Während eines Mörserangriffs auf eine Gedenkveranstaltung für den 1995 von den Taliban getöteten Hazara-Führer Abdul Ali Mazari im überwiegend von Hazara bewohnten Kabuler Stadtteil Dasht-e Barchi kamen am 7.3.2019 elf Menschen ums Leben und 95 weitere wurden verletzt. Der ISKP bekannte sich zum Anschlag (AJ 8.3.2019).

Überflutungen und Dürre

Nach schweren Regenfällen in 14 afghanischen Provinzen kamen mindestens 63 Menschen ums Leben. In den Provinzen Farah, Kandahar, Helmand, Herat, Kapisa, Parwan, Zabul und Kabul, wurden ca. 5.000 Häuser zerstört und 7.500 beschädigt (UN OCHA 19.3.2019). Dem Amt für die Koordinierung humanitärer Angelegenheiten der Vereinten Nationen (UN OCHA) zufolge waren mit Stand 19.3.2019 in der Provinz Herat die Distrikte Ghorvan, Zendejan, Pashtoon Zarghoon, Shindand, Guzarah und Baland Shahi betroffen (UN OCHA 19.3.2019). Die Überflutungen folgten einer im April 2018 begonnen Dürre, von der die Provinzen Badghis und Herat am meisten betroffen waren und von deren Folgen (z.B. Landflucht in die naheliegenden urbanen Zentren, Anm.) sie es weiterhin sind. Gemäß einer Quelle wurden in den beiden Provinzen am 13.9.2018 ca. 266.000 IDPs vertrieben: Davon zogen 84.000 Personen nach Herat-Stadt und 94.945 nach Qala-e-Naw, wo sie sich in den Randgebieten oder in Notunterkünften innerhalb der Städte ansiedelten und auf humanitäre Hilfe angewiesen sind (IFRCRCS 17.3.2019).

Friedensgespräche

Kurz nach der Friedensgesprächsrunde zwischen Taliban und Vertretern der USA in Katar Ende Jänner 2019 fand Anfang Februar in Moskau ein Treffen zwischen Taliban und bekannten afghanischen Politikern der Opposition, darunter der ehemalige Staatspräsident Hamid Karzai und mehrere "Warlords", statt (Qantara 12.2.201). Quellen zufolge wurde das Treffen von der afghanischen Diaspora in Russland organisiert. Taliban-Verhandlungsführer Sher Muhammad Abbas Stanaksai wiederholte während des Treffens schon bekannte Positionen wie die Verteidigung des "Dschihad" gegen die "US-Besatzer" und die gleichzeitige Weiterführung der Gespräche mit den USA. Des Weiteren verkündete er, dass die Taliban die Schaffung eines "islamischen Regierungssystems mit allen Afghanen" wollten, obwohl sie dennoch keine "exklusive Herrschaft" anstrebten. Auch bezeichnete er die bestehende afghanische Verfassung als "Haupthindernis für den Frieden", da sie "vom Westen aufgezwungen wurde"; Weiters forderten die Taliban die Aufhebung der Sanktionen gegen ihre Führer und die Freilassung ihrer gefangenen Kämpfer und bekannten sich zur Nichteinmischung in Angelegenheiten anderer Länder, zur Bekämpfung des Drogenhandels, zur Vermeidung ziviler Kriegsopfer und zu Frauenrechten. Diesbezüglich aber nur zu jenen, "die im Islam vorgesehen seien" (z.B. lernen, studieren und sich den Ehemann selbst auswählen). In dieser Hinsicht kritisierten sie dennoch, dass "im Namen der Frauenrechte Unmoral verbreitet und afghanische Werte untergraben würden" (Taz 6.2.2019).

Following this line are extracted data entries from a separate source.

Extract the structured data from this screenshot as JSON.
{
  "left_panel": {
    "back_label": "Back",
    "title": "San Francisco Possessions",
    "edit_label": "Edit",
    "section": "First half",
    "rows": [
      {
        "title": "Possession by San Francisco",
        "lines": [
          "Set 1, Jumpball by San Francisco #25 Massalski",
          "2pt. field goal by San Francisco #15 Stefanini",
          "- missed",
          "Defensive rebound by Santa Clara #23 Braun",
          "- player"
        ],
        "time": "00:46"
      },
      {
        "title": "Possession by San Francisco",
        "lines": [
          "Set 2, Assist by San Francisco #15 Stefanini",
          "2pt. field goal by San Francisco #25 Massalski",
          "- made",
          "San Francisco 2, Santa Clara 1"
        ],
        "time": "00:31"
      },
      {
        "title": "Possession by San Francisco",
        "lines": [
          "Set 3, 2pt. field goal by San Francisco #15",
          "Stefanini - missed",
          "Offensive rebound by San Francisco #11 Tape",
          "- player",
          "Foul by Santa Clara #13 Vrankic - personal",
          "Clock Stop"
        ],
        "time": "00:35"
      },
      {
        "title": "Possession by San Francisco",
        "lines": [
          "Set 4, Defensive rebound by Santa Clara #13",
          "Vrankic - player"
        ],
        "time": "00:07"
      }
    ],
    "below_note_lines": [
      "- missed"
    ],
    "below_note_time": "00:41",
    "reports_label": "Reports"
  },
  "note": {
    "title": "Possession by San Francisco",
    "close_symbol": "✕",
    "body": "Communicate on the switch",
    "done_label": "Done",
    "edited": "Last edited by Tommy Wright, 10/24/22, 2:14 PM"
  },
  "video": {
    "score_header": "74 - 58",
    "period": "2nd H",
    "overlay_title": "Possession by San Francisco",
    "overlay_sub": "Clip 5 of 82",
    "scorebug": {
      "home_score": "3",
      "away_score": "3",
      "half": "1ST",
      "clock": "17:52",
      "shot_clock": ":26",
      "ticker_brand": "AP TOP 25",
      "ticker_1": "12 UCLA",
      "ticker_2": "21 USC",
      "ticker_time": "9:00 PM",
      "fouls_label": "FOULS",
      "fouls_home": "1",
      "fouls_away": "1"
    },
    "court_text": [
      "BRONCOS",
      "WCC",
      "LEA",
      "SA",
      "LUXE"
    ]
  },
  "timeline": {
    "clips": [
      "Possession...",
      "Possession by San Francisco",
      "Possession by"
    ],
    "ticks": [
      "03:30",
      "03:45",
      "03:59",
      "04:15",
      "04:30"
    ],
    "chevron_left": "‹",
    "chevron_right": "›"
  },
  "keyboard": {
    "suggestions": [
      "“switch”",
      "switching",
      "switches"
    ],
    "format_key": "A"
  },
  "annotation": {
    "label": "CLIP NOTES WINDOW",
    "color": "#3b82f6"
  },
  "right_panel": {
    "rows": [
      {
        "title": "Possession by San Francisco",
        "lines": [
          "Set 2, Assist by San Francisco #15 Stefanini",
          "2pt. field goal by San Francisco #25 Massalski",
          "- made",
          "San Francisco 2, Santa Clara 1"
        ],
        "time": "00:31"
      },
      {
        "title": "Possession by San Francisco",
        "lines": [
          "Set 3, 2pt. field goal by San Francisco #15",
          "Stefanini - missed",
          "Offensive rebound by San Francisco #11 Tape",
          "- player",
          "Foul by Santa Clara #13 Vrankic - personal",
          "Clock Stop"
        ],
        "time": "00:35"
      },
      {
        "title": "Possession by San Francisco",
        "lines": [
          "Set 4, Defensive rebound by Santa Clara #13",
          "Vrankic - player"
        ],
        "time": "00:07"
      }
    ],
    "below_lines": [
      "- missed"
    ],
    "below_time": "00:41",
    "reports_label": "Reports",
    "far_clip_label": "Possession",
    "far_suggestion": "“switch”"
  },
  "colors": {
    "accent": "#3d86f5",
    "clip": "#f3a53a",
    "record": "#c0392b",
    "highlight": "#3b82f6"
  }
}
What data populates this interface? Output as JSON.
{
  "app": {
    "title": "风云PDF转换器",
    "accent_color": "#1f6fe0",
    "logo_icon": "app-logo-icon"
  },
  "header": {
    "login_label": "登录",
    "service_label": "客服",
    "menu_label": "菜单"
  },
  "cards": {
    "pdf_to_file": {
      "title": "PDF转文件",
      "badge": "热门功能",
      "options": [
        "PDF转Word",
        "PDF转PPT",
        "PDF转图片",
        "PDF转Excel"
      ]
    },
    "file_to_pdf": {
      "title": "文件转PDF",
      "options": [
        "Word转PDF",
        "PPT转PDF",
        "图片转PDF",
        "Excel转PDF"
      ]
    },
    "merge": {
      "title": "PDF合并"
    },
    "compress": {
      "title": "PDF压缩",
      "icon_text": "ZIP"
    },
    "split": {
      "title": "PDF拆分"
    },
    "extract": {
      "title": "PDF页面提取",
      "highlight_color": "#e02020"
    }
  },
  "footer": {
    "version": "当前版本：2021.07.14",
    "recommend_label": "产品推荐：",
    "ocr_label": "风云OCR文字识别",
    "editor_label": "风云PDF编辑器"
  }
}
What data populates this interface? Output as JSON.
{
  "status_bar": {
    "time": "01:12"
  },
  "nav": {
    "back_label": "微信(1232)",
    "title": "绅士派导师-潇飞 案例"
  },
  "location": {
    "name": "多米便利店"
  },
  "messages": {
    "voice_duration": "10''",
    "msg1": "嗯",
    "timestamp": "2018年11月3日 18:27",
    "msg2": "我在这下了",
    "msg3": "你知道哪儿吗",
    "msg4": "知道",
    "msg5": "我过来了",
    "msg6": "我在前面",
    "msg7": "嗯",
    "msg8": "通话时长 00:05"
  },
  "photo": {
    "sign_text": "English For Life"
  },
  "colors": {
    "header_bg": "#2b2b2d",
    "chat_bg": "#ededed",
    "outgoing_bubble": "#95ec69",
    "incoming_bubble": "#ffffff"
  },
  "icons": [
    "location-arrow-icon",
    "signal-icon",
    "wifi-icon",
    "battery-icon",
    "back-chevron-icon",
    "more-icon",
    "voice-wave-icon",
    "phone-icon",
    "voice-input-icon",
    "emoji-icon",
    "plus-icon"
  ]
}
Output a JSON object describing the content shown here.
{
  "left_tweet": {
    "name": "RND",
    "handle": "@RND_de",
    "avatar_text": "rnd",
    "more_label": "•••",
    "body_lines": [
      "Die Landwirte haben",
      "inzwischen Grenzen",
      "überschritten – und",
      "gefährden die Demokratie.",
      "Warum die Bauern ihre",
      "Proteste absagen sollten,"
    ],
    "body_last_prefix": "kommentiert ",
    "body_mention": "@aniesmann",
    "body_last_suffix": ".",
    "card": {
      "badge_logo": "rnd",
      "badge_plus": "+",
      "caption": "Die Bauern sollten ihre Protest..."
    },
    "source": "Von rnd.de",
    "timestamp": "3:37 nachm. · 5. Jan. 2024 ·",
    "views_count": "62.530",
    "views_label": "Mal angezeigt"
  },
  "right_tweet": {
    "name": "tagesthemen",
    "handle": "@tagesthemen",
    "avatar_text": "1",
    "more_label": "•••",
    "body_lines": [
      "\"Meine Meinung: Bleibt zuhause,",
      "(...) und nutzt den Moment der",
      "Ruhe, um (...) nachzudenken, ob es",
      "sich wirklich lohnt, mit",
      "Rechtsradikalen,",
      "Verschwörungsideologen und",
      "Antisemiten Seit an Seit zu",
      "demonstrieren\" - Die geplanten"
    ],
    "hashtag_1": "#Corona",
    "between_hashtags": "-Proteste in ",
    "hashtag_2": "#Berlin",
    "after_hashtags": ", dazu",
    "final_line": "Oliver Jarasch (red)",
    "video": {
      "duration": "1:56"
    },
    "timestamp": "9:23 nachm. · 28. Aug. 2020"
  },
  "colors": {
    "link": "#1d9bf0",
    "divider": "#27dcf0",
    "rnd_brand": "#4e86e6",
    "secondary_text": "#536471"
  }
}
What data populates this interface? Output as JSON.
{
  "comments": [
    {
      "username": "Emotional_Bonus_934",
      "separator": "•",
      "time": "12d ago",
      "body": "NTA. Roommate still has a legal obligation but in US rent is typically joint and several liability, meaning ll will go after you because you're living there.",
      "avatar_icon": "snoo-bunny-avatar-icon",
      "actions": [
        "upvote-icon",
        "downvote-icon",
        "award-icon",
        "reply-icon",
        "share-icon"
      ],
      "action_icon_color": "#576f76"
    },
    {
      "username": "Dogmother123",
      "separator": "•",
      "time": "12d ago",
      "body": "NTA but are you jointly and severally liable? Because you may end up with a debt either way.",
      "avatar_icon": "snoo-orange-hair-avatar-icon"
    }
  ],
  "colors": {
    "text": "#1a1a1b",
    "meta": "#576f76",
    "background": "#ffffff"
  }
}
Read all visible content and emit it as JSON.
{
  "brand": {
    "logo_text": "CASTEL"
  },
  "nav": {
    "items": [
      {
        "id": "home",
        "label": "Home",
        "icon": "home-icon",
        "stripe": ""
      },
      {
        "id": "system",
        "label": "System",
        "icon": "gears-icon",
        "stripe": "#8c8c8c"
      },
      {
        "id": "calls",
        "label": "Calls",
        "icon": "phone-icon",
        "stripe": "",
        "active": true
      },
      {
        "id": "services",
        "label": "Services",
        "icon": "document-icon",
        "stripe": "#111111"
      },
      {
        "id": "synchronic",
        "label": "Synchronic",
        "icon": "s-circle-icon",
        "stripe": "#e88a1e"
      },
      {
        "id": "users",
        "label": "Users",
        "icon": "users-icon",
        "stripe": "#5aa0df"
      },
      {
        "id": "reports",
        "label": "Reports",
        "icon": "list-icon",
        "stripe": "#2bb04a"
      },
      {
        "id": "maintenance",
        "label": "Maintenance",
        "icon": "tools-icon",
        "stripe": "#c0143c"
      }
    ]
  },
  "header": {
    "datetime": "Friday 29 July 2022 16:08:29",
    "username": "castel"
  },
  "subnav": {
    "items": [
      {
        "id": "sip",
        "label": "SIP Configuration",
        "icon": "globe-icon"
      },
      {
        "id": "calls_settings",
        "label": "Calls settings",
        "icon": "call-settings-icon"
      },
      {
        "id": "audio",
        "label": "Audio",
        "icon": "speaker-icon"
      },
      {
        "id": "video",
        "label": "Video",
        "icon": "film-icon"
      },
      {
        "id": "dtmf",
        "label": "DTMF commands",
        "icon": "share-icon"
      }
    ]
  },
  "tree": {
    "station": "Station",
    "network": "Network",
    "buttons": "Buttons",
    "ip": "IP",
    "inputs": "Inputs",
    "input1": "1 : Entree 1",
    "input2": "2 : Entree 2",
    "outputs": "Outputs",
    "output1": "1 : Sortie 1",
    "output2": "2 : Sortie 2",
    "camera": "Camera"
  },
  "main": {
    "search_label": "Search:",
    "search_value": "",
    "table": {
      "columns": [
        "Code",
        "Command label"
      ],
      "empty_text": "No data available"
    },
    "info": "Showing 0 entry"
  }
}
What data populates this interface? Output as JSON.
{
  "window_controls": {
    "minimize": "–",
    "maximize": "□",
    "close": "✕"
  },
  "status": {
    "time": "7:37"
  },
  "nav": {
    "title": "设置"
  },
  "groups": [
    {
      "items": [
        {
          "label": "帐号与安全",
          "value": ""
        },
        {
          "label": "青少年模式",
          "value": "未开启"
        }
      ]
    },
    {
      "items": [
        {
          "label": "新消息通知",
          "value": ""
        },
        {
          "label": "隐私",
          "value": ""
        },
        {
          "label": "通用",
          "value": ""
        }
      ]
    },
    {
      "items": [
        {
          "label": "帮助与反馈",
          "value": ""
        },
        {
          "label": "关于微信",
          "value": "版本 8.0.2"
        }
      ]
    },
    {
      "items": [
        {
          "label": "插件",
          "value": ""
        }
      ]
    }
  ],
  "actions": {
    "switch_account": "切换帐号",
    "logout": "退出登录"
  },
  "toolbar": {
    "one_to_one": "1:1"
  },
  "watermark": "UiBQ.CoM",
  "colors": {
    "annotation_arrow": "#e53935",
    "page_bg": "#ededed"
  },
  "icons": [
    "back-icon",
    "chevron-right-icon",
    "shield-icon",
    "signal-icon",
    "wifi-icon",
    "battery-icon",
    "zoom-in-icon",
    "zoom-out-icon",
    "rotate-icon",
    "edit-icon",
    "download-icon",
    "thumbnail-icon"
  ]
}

Ende Februar 2019 fand eine weitere Friedensgesprächsrunde zwischen Taliban und USVertretern in Katar statt, bei denen die Taliban erneut den Abzug der US-Truppen aus Afghanistan forderten und betonten, die Planung von internationalen Angriffen auf afghanischem Territorium verhindern zu wollen. Letzterer Punkt führte jedoch zu Meinungsverschiedenheiten: Während die USA betonten, die Nutzung des afghanischen Territoriums durch "terroristische Gruppen" vermeiden zu wollen und in dieser Hinsicht eine Garantie der Taliban forderten, behaupteten die Taliban, es gebe keine universelle Definition von Terrorismus und weigerten sich gegen solch eine Spezifizierung. Sowohl die Taliban- als auch die US-Vertreter hielten sich gegenüber den Medien relativ bedeckt und betonten ausschließlich, dass die Friedensverhandlungen weiterhin stattfänden. Während es zu Beginn der Friedensgesprächsrunde noch Hoffnungen gab, wurde mit Voranschreiten der Verhandlungen immer klarer, dass sich eine Lösung des Konflikts als "frustrierend langsam" erweisen würde (NYT 7.3.2019). Die afghanische Regierung war weder an den beiden Friedensgesprächen in Doha noch an dem Treffen in Moskau beteiligt (Qantara 12.2.2019; vgl. NYT 7.3.2019), was Unbehagen unter einigen Regierungsvertretern auslöste und die diplomatischen Beziehungen zwischen den beiden Regierungen beeinträchtigte (Reuters 18.3.2019; vgl. WP 18.3.2019). Beispielsweise erklärte USUnterstaatssekretär David Hale am 18.3.2019 die Beendigung der Kontakte zwischen USVertretern und dem afghanischen nationalen Sicherheitsberater Hamdullah Mohib, nachdem dieser US-Chefunterhändler Zalmay Khalilzad und den Ausschluss der afghanischen Regierung aus den Friedensgesprächen öffentlich kritisiert hatte (Reuters 18.3.2019).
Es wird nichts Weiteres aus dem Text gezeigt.